O.K. first of all, I know I said I'll be back yesterday, but I had to babysit. In all actuality, I need that time away from it all this weekend. I got a lot of work done. I have great news everybody! I finally got Chapter 15 started and finished in one day. That's the thing about me, when I do get started, I have to keep going, and going, and going until I let everything out...or else I'll forget. Don't get me wrong, Chapter 15 wasn't done in an hour, it actually took the entire day to write, but I finished it.
In other news, Chapter 15 wasn't the only thing that I finished. I have successfully finished writing my book. I decided at the last minute to take some information out and save it for the third book in my series, so its a few chapters short of what I intended, but I thinks it's still good. I finished at Chapter 17. So I am proud to announce that all I have to do is finish typing my manuscript...which I have 12 chapters left to type.
Honestly, I am still struggling to finish typing, because one: I still don't have that computer at home and two: Books two and three are already floating in my head. My problem with that is ending up like I am now with my first book.

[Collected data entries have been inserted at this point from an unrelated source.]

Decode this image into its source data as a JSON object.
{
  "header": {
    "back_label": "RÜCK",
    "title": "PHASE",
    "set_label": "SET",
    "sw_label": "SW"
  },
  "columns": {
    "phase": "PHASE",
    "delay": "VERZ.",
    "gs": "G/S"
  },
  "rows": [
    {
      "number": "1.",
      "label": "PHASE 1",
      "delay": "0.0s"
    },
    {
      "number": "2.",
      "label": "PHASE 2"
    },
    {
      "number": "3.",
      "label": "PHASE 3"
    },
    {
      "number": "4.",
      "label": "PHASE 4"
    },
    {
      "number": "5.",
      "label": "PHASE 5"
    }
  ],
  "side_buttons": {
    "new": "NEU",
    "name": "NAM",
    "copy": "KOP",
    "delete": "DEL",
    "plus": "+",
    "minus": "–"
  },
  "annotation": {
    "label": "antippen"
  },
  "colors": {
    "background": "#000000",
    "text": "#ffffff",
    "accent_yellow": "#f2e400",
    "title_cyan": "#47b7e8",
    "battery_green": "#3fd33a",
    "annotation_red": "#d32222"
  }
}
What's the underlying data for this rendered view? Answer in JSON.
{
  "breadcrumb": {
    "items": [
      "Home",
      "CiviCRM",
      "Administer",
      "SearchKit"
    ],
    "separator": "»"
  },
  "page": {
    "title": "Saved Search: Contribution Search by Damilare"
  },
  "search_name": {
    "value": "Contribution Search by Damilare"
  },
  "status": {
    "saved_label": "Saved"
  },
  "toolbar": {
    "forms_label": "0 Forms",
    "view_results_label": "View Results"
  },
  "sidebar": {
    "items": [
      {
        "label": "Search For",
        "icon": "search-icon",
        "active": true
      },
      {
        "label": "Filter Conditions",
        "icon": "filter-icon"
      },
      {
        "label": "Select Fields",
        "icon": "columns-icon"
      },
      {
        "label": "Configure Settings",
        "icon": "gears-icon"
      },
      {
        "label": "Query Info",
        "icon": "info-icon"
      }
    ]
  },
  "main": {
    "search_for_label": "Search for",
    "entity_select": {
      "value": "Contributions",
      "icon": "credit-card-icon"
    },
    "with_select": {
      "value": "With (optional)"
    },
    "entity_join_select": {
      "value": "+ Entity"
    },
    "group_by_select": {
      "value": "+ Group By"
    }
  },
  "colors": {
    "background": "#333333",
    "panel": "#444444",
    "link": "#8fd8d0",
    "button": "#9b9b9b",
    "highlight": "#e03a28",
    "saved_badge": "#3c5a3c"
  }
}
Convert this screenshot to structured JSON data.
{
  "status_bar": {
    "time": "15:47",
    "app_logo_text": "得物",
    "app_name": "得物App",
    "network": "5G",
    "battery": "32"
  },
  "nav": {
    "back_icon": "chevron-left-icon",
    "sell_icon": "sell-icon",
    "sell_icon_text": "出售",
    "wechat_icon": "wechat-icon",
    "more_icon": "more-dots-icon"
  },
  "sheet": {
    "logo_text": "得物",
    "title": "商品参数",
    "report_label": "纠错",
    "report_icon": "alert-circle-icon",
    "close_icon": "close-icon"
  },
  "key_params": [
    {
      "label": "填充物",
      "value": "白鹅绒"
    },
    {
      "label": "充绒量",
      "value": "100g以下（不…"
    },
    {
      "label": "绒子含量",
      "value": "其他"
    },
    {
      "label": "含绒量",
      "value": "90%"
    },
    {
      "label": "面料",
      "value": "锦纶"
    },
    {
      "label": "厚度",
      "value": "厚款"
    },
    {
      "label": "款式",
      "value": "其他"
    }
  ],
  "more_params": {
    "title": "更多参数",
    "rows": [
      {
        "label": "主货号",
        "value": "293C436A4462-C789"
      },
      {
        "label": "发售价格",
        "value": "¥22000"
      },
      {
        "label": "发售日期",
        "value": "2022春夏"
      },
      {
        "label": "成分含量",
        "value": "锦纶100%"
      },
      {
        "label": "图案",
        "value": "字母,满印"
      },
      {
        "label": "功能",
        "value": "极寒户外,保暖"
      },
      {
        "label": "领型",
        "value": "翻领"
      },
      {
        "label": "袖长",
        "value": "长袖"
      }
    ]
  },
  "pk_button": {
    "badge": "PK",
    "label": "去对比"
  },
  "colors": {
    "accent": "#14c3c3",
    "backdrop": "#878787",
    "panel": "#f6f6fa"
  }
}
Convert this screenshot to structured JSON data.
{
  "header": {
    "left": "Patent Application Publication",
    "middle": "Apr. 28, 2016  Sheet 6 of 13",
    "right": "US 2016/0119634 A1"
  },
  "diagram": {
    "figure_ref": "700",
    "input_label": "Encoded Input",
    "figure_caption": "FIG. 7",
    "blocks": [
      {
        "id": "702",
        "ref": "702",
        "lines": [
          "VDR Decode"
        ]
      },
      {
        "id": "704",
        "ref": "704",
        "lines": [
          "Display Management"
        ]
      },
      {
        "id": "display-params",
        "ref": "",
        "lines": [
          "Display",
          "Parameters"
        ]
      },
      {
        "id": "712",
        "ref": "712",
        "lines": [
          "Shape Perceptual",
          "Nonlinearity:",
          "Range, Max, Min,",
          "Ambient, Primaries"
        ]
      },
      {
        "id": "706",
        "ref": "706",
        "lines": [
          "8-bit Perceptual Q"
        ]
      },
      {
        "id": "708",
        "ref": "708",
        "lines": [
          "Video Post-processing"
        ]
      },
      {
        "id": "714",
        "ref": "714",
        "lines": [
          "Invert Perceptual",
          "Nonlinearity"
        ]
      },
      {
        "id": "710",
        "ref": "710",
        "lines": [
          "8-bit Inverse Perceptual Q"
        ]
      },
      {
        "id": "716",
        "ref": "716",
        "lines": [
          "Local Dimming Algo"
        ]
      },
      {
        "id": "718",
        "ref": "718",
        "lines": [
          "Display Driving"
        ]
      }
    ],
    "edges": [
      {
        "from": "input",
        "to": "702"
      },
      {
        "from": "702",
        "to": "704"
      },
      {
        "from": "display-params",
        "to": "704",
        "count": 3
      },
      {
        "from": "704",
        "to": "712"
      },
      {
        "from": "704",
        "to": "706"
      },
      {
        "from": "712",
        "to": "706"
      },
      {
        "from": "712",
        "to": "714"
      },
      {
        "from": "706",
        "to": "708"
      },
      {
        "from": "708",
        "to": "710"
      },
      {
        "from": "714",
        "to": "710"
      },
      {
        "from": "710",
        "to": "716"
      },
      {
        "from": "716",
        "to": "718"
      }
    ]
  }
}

I don't want to have stacks of notebooks filled with my work that needs to be typed. That's just depressing to look at.
O.k. back to the subject at hand. I know I have a good book, but with everything comes doubts and I have many insecurities. I started off reading Wahida Clark and this year, I my bestie introduced me to Mary. B. Morrison's Who's Loving You. Then, my mother actually got Unconditionally Single for me. It's kind of intimidating to me when I am getting ready to throw myself out there with many authors of their calliber. Can I get past or even to their level of expertise? Can I get that way through self-publishing? If I self-publish successfully and then make it past their level completely on my own, I will be known as a go-getter. A possible entreprenuer. A determined, great, successful author. But do I have the gutts to do it? Somedays I doubt myself so much 'til it just ain't funny. You know you are your own toughest critic. Somedays I look at my book and be like, this will never sell or stand out. Maybe I am just kidding myself.Then other days I'm like hell yeah!! I can do this. I mean I never will know until I try. As you can see, I am still writing this blog even though I have no comments and even though it seems like I have no readers. I have determination, I just hope I have a bestseller.